I want to be clear that I do not presume to speak for Native American peoples. I do think that my ancestry includes Native Americans (my first European ancestors in North America arrived in the 17th century and most of them have lived in Appalachia), but this does not mean that I am Native, that I have or should have tribal affiliation, or that I can speak in place of any Native American. Because it could be confusing at first, I also want to be clear that my religious practices do not include any culturally-specific Native American practices. Because I define myself as "Pagan" and "earth-based religionist," I want to be clear up front that in these early posts about First Contact between Europeans and Natives, I do not intend to suggest that my modern earth-based perspective should be conflated with the pre-Columbus Native perspective.

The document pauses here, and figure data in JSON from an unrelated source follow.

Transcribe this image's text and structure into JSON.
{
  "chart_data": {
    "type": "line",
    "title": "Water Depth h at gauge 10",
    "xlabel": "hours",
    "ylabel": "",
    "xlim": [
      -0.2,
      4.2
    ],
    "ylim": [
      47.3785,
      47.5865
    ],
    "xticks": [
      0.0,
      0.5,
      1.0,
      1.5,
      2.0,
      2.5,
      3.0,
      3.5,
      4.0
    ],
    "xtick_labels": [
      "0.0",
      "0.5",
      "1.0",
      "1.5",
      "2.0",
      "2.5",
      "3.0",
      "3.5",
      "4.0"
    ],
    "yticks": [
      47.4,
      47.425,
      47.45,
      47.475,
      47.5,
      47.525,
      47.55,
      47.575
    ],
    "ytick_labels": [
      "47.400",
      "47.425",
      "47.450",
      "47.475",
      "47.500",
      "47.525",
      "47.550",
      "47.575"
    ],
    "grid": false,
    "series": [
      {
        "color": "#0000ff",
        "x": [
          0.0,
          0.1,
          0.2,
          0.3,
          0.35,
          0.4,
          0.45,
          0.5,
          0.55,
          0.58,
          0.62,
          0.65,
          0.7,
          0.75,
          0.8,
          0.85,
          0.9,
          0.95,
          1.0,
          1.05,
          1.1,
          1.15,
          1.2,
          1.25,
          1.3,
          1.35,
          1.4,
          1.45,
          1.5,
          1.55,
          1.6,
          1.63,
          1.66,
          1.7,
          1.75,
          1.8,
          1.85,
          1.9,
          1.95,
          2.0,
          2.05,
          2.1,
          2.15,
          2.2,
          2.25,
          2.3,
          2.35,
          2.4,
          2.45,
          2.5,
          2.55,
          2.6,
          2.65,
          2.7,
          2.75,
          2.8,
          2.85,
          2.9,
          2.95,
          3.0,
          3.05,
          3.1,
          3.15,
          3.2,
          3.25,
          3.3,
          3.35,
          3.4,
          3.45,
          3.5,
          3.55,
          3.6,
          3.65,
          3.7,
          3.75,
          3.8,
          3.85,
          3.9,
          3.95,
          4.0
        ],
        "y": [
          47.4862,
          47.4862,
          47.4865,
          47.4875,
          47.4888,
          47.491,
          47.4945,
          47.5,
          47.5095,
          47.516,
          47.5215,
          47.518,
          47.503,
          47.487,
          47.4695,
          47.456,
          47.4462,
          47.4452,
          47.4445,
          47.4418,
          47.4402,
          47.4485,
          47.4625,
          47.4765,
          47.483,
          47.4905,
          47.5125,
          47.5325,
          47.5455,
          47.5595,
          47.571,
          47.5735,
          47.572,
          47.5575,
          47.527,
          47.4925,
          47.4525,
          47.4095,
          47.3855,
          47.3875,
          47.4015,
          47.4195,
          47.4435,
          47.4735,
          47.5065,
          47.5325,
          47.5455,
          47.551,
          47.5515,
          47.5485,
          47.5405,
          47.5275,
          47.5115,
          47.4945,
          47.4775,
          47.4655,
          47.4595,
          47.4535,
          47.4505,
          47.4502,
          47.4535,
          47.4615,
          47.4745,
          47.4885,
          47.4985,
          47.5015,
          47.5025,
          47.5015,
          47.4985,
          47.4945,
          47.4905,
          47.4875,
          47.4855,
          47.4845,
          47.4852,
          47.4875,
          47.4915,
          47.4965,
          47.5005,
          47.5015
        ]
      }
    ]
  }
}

I am a contemporary Pagan Appalachian-American commenting on American cultural history. Everything that has happened to shape that history is a part of my cultural legacy. As a Pagan, I approach it as an open-ended process of exploration--one aimed at helping to understand American cultural history anew, to find elements of the past that have contributed to who we are today and that can offer cautions and inspirations for the future. My tone here, I intend, will be informal but informed.
I am especially interested in using this space to explore the past from a Pagan religious vantage. I endorse ecological, egalitarian and communitarian/collectivist values, and I believe that those values spring from and are best nurtured within a living, evolving spiritual life. The physical, natural world is a spiritual reality.